Diese Anstellung ist an sich nicht illegal: Mehr als 100 der 577 Abgeordneten in der französischen Nationalversammlung beschäftigen auf diese Weise Gattin, Kinder oder Neffen. Das gilt als normal in Paris, wo der Staatschef seine Exfreundin in die Regierung holt oder Minister vorzugsweise Journalistinnen ehelichen, die sie interviewen. "Pariser Mikrokosmos" wird das genannt. Oder einfacher: Versailler Hofsitten.

Der Vorwurf an Fillon geht allerdings noch weiter: Die aus Wales stammende Gattin des konservativen Spitzenkandidaten soll monatlich zwischen 3900 und 7900 Euro verdient haben, ohne eine Gegenleistung zu erbringen. Das entspräche dem Tatbestand der Veruntreuung öffentlicher Gelder. Die 2013 geschaffene Finanzstaatsanwaltschaft hat deshalb nur wenige Stunden nach Erscheinen des Canard-Artikels ein Vorverfahren eröffnet.

De Gaulle vor dem Richter

Der Vorwurf solcher Scheinjobs wiegt schwer: Er hatte schon dem gaullistischen Expräsidenten Jacques Chirac und dessen Premierminister Alain Juppé bedingte Haftstrafen eingebrockt. In der Präsidentschaftsvorwahl verschaffte dies dem Saubermann Fillon einen Vorteil gegenüber Juppé. Und auch gegen den affärenbelasteten Gegenspieler Nicolas Sarkozy. Um ihn auszustechen, hatte Fillon im Herbst sehr wirkungsvoll ausgerufen: "Wer könnte sich General de Gaulle auf der Anklagebank vorstellen?"

Fillon hat keine überzeugende Antwort. Er reagierte zwar sehr prompt und ließ am Donnerstag der Finanzjustiz Dokumente zukommen, die beweisen sollen, dass seine 61-jährige Frau durchaus als parlamentarische Assistentin gewirkt habe.

Am Abend erklärt er auf dem TV-Sender TF1, sein Frau habe seit jeher und in aller Diskretion für ihn gearbeitet; sie habe seine Redetexte korrigiert, Leute getroffen und ihn bei Anlässen vertreten. Fillon fügte an, er würde nur zurücktreten, falls ein Strafverfahren gegen ihn eröffnet würde.
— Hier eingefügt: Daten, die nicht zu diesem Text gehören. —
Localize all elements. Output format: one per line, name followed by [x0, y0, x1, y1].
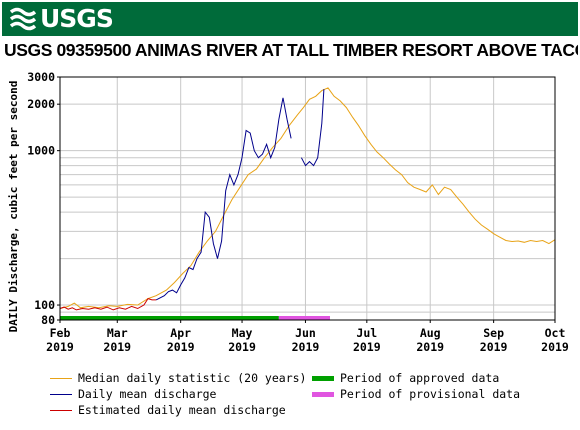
legend-estimated-swatch: [50, 409, 72, 411]
plot-frame: [59, 76, 556, 321]
x-tick-label-year: 2019: [46, 340, 74, 354]
series-line: [300, 89, 325, 167]
x-tick-label-year: 2019: [292, 340, 320, 354]
usgs-banner: USGS: [2, 2, 578, 36]
x-tick-label-year: 2019: [416, 340, 444, 354]
x-tick-label-month: Jul: [356, 326, 377, 340]
x-tick-label-month: Mar: [107, 326, 128, 340]
x-tick-label-year: 2019: [480, 340, 508, 354]
x-tick-label-month: Jun: [295, 326, 316, 340]
x-tick-label-year: 2019: [103, 340, 131, 354]
y-tick-label: 1000: [27, 144, 55, 158]
legend-median-label: Median daily statistic (20 years): [78, 371, 307, 385]
y-tick-label: 2000: [27, 97, 55, 111]
legend-approved-swatch: [312, 375, 334, 381]
x-tick-label-year: 2019: [228, 340, 256, 354]
legend-mean: Daily mean discharge: [50, 387, 216, 401]
period-bar: [278, 316, 330, 320]
x-tick-label-year: 2019: [167, 340, 195, 354]
legend-approved: Period of approved data: [312, 371, 499, 385]
legend-provisional-swatch: [312, 391, 334, 397]
legend-provisional: Period of provisional data: [312, 387, 520, 401]
legend-estimated-label: Estimated daily mean discharge: [78, 403, 286, 417]
legend-median: Median daily statistic (20 years): [50, 371, 306, 385]
series-line: [59, 298, 157, 311]
usgs-logo-text: USGS: [40, 4, 114, 33]
x-tick-label-year: 2019: [541, 340, 569, 354]
x-tick-label-month: Oct: [545, 326, 566, 340]
usgs-wave-icon: [10, 7, 36, 31]
y-tick-label: 80: [41, 313, 55, 327]
x-tick-label-month: May: [232, 326, 253, 340]
x-tick-label-month: Sep: [483, 326, 504, 340]
legend-provisional-label: Period of provisional data: [340, 387, 521, 401]
y-axis-label: DAILY Discharge, cubic feet per second: [7, 81, 20, 333]
y-tick-label: 100: [34, 298, 55, 312]
discharge-chart: 80100100020003000Feb2019Mar2019Apr2019Ma…: [7, 70, 569, 354]
x-tick-label-year: 2019: [353, 340, 381, 354]
period-bar: [60, 316, 279, 320]
legend-mean-swatch: [50, 393, 72, 395]
x-tick-label-month: Apr: [170, 326, 191, 340]
series-line: [155, 97, 292, 301]
legend-estimated: Estimated daily mean discharge: [50, 403, 286, 417]
usgs-logo: USGS: [10, 4, 114, 33]
x-tick-label-month: Feb: [50, 326, 71, 340]
series-line: [59, 87, 556, 309]
chart-title: USGS 09359500 ANIMAS RIVER AT TALL TIMBE…: [4, 40, 578, 60]
y-tick-label: 3000: [27, 70, 55, 84]
x-tick-label-month: Aug: [420, 326, 441, 340]
legend-median-swatch: [50, 377, 72, 379]
legend-approved-label: Period of approved data: [340, 371, 500, 385]
legend-mean-label: Daily mean discharge: [78, 387, 217, 401]
plot-area: [60, 77, 555, 320]
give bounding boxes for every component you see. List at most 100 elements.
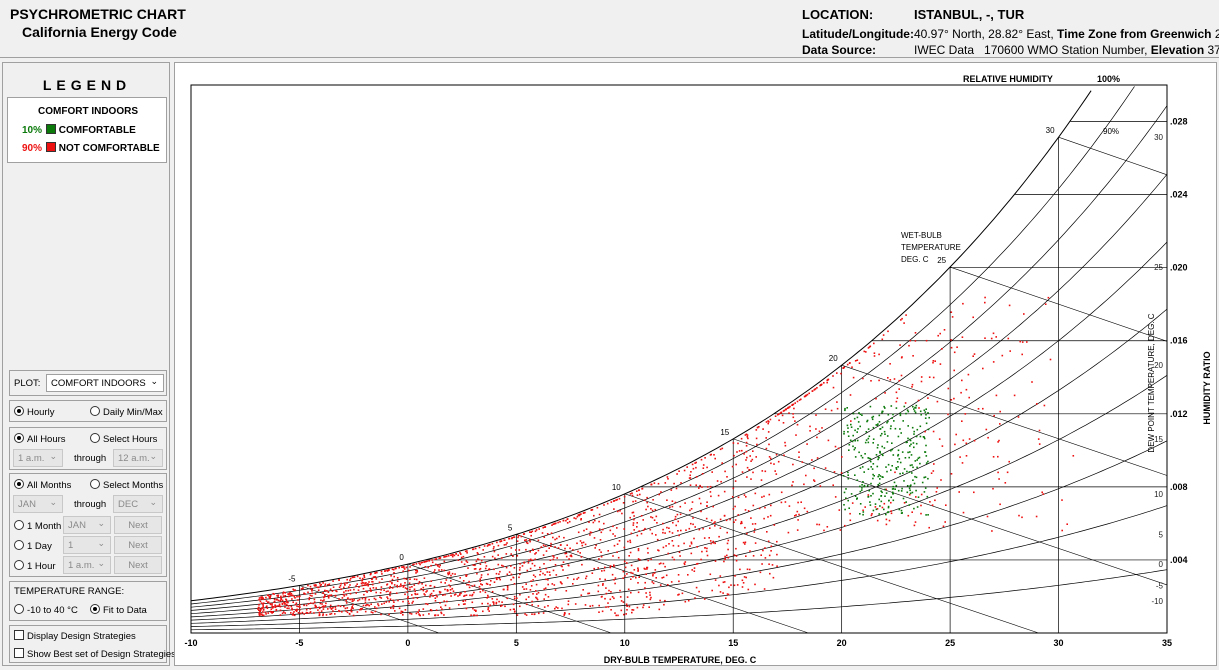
- select-months-radio[interactable]: Select Months: [90, 479, 163, 491]
- green-data-point: [887, 506, 890, 509]
- best-set-checkbox[interactable]: Show Best set of Design Strategies: [14, 648, 176, 660]
- red-data-point: [302, 587, 304, 589]
- red-data-point: [280, 595, 282, 598]
- range-fit-radio[interactable]: Fit to Data: [90, 604, 147, 616]
- legend-heading: COMFORT INDOORS: [38, 106, 138, 117]
- red-data-point: [793, 407, 795, 410]
- red-data-point: [404, 593, 406, 596]
- green-data-point: [869, 501, 871, 503]
- one-hour-next-button[interactable]: Next: [114, 556, 162, 574]
- red-data-point: [609, 565, 612, 567]
- select-hours-radio[interactable]: Select Hours: [90, 433, 157, 445]
- hourly-radio[interactable]: Hourly: [14, 406, 54, 418]
- red-data-point: [750, 517, 752, 519]
- red-data-point: [273, 600, 276, 603]
- daily-radio[interactable]: Daily Min/Max: [90, 406, 163, 418]
- red-data-point: [538, 528, 540, 530]
- red-data-point: [746, 568, 749, 571]
- dewpoint-axis-label: DEW POINT TEMPERATURE, DEG. C: [1147, 313, 1156, 452]
- one-month-next-button[interactable]: Next: [114, 516, 162, 534]
- green-data-point: [888, 499, 890, 502]
- all-months-radio[interactable]: All Months: [14, 479, 71, 491]
- plot-select[interactable]: COMFORT INDOORS ⌄: [46, 374, 164, 392]
- red-data-point: [428, 613, 430, 615]
- red-data-point: [686, 466, 688, 468]
- red-data-point: [284, 612, 286, 614]
- red-data-point: [356, 583, 358, 585]
- red-data-point: [718, 584, 720, 587]
- red-data-point: [458, 603, 460, 606]
- red-data-point: [345, 610, 347, 612]
- red-data-point: [422, 614, 425, 616]
- red-data-point: [352, 576, 355, 578]
- red-data-point: [451, 555, 454, 558]
- green-data-point: [858, 451, 860, 454]
- red-data-point: [997, 471, 999, 474]
- red-data-point: [565, 519, 567, 522]
- plot-frame: RELATIVE HUMIDITY 100% 90% WET-BULB TEMP…: [174, 62, 1217, 666]
- red-data-point: [323, 599, 325, 601]
- green-data-point: [866, 420, 868, 423]
- red-data-point: [496, 578, 498, 580]
- all-hours-radio[interactable]: All Hours: [14, 433, 66, 445]
- month-to-select[interactable]: DEC ⌄: [113, 495, 163, 513]
- one-day-radio[interactable]: 1 Day: [14, 540, 52, 552]
- red-data-point: [551, 524, 553, 526]
- red-data-point: [977, 408, 980, 410]
- red-data-point: [679, 513, 682, 516]
- red-data-point: [454, 573, 456, 575]
- green-data-point: [887, 505, 890, 508]
- red-data-point: [361, 584, 364, 587]
- month-from-select[interactable]: JAN ⌄: [13, 495, 63, 513]
- red-data-point: [555, 522, 557, 525]
- psychrometric-chart[interactable]: RELATIVE HUMIDITY 100% 90% WET-BULB TEMP…: [175, 63, 1218, 667]
- green-data-point: [911, 472, 913, 474]
- range-fixed-radio[interactable]: -10 to 40 °C: [14, 604, 78, 616]
- red-data-point: [392, 568, 395, 571]
- red-data-point: [440, 611, 442, 614]
- red-data-point: [545, 578, 547, 581]
- hour-from-select[interactable]: 1 a.m. ⌄: [13, 449, 63, 467]
- red-data-point: [766, 531, 768, 533]
- red-data-point: [804, 395, 806, 398]
- one-month-select[interactable]: JAN ⌄: [63, 516, 111, 534]
- red-data-point: [654, 569, 657, 571]
- red-data-point: [636, 526, 638, 528]
- red-data-point: [343, 586, 345, 589]
- red-data-point: [609, 598, 612, 601]
- design-strategies-checkbox[interactable]: Display Design Strategies: [14, 630, 136, 642]
- red-data-point: [920, 380, 923, 383]
- red-data-point: [258, 597, 261, 599]
- red-data-point: [375, 607, 378, 610]
- red-data-point: [491, 590, 494, 593]
- one-hour-select[interactable]: 1 a.m. ⌄: [63, 556, 111, 574]
- red-data-point: [552, 558, 555, 561]
- one-day-select[interactable]: 1 ⌄: [63, 536, 111, 554]
- red-data-point: [577, 531, 580, 534]
- red-data-point: [388, 601, 390, 603]
- red-data-point: [665, 545, 667, 547]
- red-data-point: [637, 549, 640, 552]
- location-label: LOCATION:: [802, 7, 874, 22]
- one-day-next-button[interactable]: Next: [114, 536, 162, 554]
- red-data-point: [433, 585, 436, 588]
- red-data-point: [369, 587, 371, 590]
- red-data-point: [617, 556, 620, 559]
- green-data-point: [877, 444, 879, 446]
- red-data-point: [358, 608, 361, 611]
- labels-layer: RELATIVE HUMIDITY 100% 90% WET-BULB TEMP…: [184, 74, 1212, 665]
- red-data-point: [495, 572, 498, 575]
- red-data-point: [741, 579, 744, 582]
- one-month-radio[interactable]: 1 Month: [14, 520, 61, 532]
- red-data-point: [320, 599, 322, 602]
- red-data-point: [695, 476, 698, 478]
- red-data-point: [671, 505, 674, 508]
- red-data-point: [290, 612, 292, 614]
- green-data-point: [872, 438, 875, 440]
- red-data-point: [733, 521, 735, 523]
- one-hour-radio[interactable]: 1 Hour: [14, 560, 56, 572]
- red-data-point: [972, 316, 974, 319]
- hour-to-select[interactable]: 12 a.m. ⌄: [113, 449, 163, 467]
- red-data-point: [386, 570, 389, 572]
- red-data-point: [284, 606, 286, 608]
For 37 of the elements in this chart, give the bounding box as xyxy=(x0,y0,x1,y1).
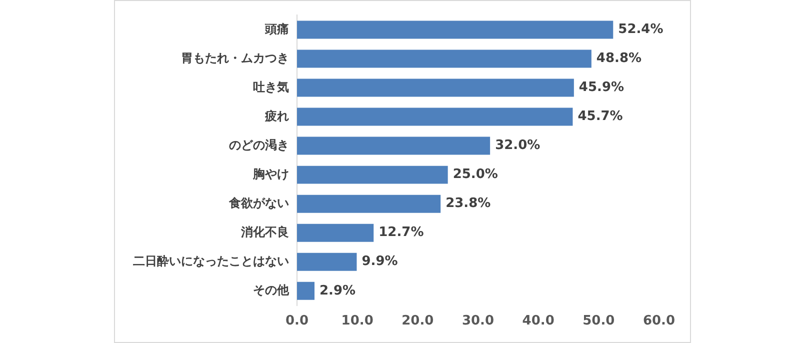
data-label: 9.9% xyxy=(362,254,398,270)
data-label: 2.9% xyxy=(319,283,356,298)
x-tick-label: 30.0 xyxy=(462,314,494,329)
data-label: 48.8% xyxy=(596,51,642,66)
y-tick-label: 疲れ xyxy=(264,108,289,123)
bar xyxy=(297,50,592,68)
data-label: 52.4% xyxy=(618,22,664,38)
bar xyxy=(297,166,448,184)
y-tick-label: 頭痛 xyxy=(264,22,289,36)
y-tick-label: 胃もたれ・ムカつき xyxy=(181,50,289,65)
data-label: 23.8% xyxy=(446,196,491,212)
bar xyxy=(297,252,357,271)
y-tick-label: のどの渇き xyxy=(229,138,289,152)
bar xyxy=(297,194,441,213)
x-tick-label: 60.0 xyxy=(642,314,676,329)
data-label: 25.0% xyxy=(452,167,498,182)
x-tick-label: 20.0 xyxy=(402,314,434,329)
x-tick-label: 0.0 xyxy=(285,314,309,329)
y-tick-label: その他 xyxy=(253,283,290,298)
bar xyxy=(297,20,614,39)
bar xyxy=(297,224,374,242)
data-label: 45.9% xyxy=(578,80,624,96)
y-tick-label: 食欲がない xyxy=(228,196,289,210)
y-tick-label: 消化不良 xyxy=(240,224,289,239)
y-tick-label: 吐き気 xyxy=(253,80,289,94)
y-tick-label: 二日酔いになったことはない xyxy=(133,254,289,268)
bar xyxy=(297,108,573,126)
data-label: 32.0% xyxy=(495,138,540,154)
bar xyxy=(297,78,574,97)
x-tick-label: 50.0 xyxy=(582,314,615,329)
data-label: 45.7% xyxy=(578,109,623,124)
bar xyxy=(297,136,490,155)
bar xyxy=(297,282,314,300)
x-tick-label: 40.0 xyxy=(522,314,554,329)
x-tick-label: 10.0 xyxy=(341,314,374,329)
y-tick-label: 胸やけ xyxy=(252,166,289,181)
data-label: 12.7% xyxy=(378,225,424,240)
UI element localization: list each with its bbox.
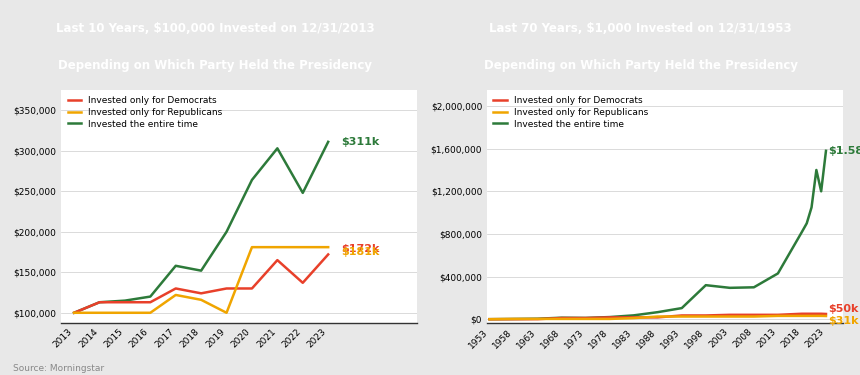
- Text: Last 70 Years, $1,000 Invested on 12/31/1953: Last 70 Years, $1,000 Invested on 12/31/…: [489, 22, 792, 36]
- Text: $50k: $50k: [828, 304, 859, 314]
- Text: Last 10 Years, $100,000 Invested on 12/31/2013: Last 10 Years, $100,000 Invested on 12/3…: [56, 22, 374, 36]
- Legend: Invested only for Democrats, Invested only for Republicans, Invested the entire : Invested only for Democrats, Invested on…: [66, 94, 224, 130]
- Text: Source: Morningstar: Source: Morningstar: [13, 364, 104, 373]
- Text: $172k: $172k: [341, 244, 379, 255]
- Text: Depending on Which Party Held the Presidency: Depending on Which Party Held the Presid…: [483, 58, 798, 72]
- Text: $181k: $181k: [341, 247, 379, 257]
- Text: Depending on Which Party Held the Presidency: Depending on Which Party Held the Presid…: [58, 58, 372, 72]
- Legend: Invested only for Democrats, Invested only for Republicans, Invested the entire : Invested only for Democrats, Invested on…: [492, 94, 650, 130]
- Text: $31k: $31k: [828, 316, 859, 326]
- Text: $311k: $311k: [341, 137, 379, 147]
- Text: $1.58ml: $1.58ml: [828, 146, 860, 156]
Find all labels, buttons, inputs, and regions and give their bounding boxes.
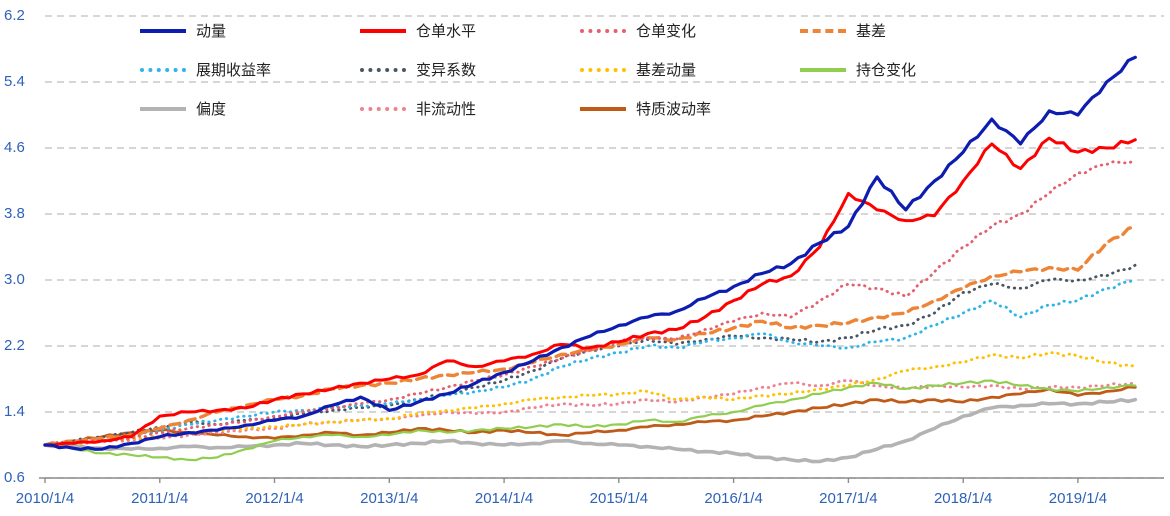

Im Parlamentsbetrieb scheint Penelope Fillon allerdings eine Unbekannte gewesen zu sein, wenn man auf die Augenzeugenberichte direkt Betroffener abstellt. "Ich habe nie mit ihr gearbeitet", meinte eine andere Assistentin aus dem gleichen Parlamentsbüro. Auch sie selbst hatte einst erklärt: "Ich habe mich nie ins politische Leben meines Mannes eingebracht."

Noch ist offen, wie sich die Affäre auf den schnelllebigen Präsidentenwahlkampf auswirkt. Die Sozialisten, derzeit mit ihrer Vorwahl zwischen Manuel Valls und Benoît Hamon beschäftigt, halten sich eher zurück. Fillons Hauptgegnerin Marine Le Pen, die sonst sehr schnell und laut reagiert, schweigt diesmal zu den Enthüllungen. Die französische Justiz ermittelt nämlich auch gegen die Kandidatin des Front National: Sie soll unter anderem ihre ehemalige Schwägerin mit einem Scheinjob beschäftigt haben, in Wahrheit sei die Frau für den Front National tätig gewesen. (Stefan Brändle aus Paris, 26.1.2017)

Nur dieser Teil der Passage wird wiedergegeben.